Com um plantel avaliado em 467,3 milhões de euros, o FC Porto, atual campeão nacional, optou por uma postura conservadora neste mercado de transferências. No Dragão, o mercado só começou verdadeiramente a aquecer a partir da transferência do jovem criativo Rodrigo Mora para a Roma. A partir daí, o FC Porto viu chegar reforços para todos os setores e ainda garantir a permanência de valores essenciais neste plantel, com Diogo Costa à cabeça. Saldo final (a poucas horas do fecho): os dragões fizeram 44 milhões de euros em vendas e gastaram 32,5 milhões de euros.
A Luz disse adeus a José Mourinho e abriu um novo capítulo com Marco Silva. Do ponto de vista financeiro, o Benfica disse um “até já” à Liga dos Campeões e abraçou a Liga Europa, competição que não lhe vai garantir o fôlego que a “Champions” dá às contas dos clubes (pode ganhar até 20 milhões antes da bola começar a rolar mas os prémios não se comparam à principal competição da UEFA). A juntar a isso, as águias tiveram que suprir saídas importantes na defesa e assumir compromissos da época passada como a compra do passe de Sudakov e Barrenechea. O médio português João Palhinha é o rosto da mudança que o novo treinador quer imprimir no Benfica. A SAD da Luz obteve receitas de 128,4 milhões de euros, com a venda de Dedic a assumir grande importância no equilíbrio das contas, e gastou 85,2 milhões de euros na contratação de novos jogadores. O Benfica apresenta a segunda equipa mais valiosa em Portugal: 377 milhões de euros.
O SC Braga também vai terminar este mercado no verde e com um recorde de vendas de 66,1 milhões impulsionado pela venda de dois jogadores na casa dos 30 milhões de euros: Hornicek e Ba. Nas compras, os bracarenses chegaram aos 36,2 milhões de euros com uma aposta em jogadores do mercado interno mas também com alcance na liga suíça e na Bundesliga. A contratação mais dispendiosa foi a do jovem médio Tommy Marqués ao Barcelona por 11 milhões de euros. O plantel à ordem do espanhol Carlos Vicens está avaliado em 151,8 milhões de euros.

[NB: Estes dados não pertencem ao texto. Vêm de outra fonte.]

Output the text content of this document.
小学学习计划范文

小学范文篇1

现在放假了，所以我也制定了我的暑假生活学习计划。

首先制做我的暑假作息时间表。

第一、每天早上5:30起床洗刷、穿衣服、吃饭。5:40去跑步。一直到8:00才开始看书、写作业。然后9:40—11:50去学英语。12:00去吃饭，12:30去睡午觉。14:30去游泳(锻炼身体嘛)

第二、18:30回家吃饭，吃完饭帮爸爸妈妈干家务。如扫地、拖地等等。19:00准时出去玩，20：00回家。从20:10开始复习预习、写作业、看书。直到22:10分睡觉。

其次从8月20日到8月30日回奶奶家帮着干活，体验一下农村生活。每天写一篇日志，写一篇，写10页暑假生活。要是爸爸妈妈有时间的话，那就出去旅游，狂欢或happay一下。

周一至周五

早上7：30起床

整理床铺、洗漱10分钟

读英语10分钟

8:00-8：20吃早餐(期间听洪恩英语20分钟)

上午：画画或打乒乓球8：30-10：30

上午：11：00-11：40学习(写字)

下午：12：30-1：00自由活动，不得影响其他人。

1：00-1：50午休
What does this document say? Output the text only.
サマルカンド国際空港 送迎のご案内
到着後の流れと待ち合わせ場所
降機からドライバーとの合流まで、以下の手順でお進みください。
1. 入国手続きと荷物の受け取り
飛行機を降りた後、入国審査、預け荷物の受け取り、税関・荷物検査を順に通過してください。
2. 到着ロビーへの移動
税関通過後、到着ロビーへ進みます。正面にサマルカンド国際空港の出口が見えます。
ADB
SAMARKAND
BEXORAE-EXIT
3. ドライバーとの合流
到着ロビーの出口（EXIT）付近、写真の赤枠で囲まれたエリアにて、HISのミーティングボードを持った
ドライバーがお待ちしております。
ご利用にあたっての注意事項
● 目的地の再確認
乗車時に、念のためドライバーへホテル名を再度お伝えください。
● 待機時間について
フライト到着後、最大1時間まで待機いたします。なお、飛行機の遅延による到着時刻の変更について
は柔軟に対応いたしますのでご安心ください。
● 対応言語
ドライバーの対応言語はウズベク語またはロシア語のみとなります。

Um português de 100 milhões
O top10 das transferências mais avultadas desta janela de mercado é dominado por clubes ingleses e só o Real Madrid se conseguiu intrometer no reino dos milhões em que está transformada a Premier League. Curiosamente, há um médio português a colocar-se nesta lista de bilionários com uma transferência de quase 100 milhões entre clubes ingleses e um médio argentino que já passou por Portugal a bater todos os recordes de movimentações na Liga Inglesa. O português é Mateus Fernandes: o médio de 22 anos formado no Sporting saiu de Alvalade por 18 milhões de euros em 2024 e apenas dois depois quintuplicou o valor ao ser transferido por 99 milhões do West Ham para o Tottenham. Assim, o médio ocupou a sétima posição entre as dez transferências mais valiosas deste defeso. A tabela é liderada por um médio que esteve no Benfica: o argentino Enzo Fernández trocou o Chelsea pelo City a troco de 145 milhões e ditou uma tendência nesta lista já que sete das dez maiores vendas deste verão aconteceram entre clubes ingleses. Entre aquelas que envolveram outras ligas, há outro português envolvido: José Mourinho, que regressou ao Real Madrid, pediu aos merengues que avançassem para a contratação do extremo costa-marfinense Yan Diomande ao RB Leipzig. O resultado cifrou-se numa das contratações mais caras da história dos madrilenos: 125 milhões.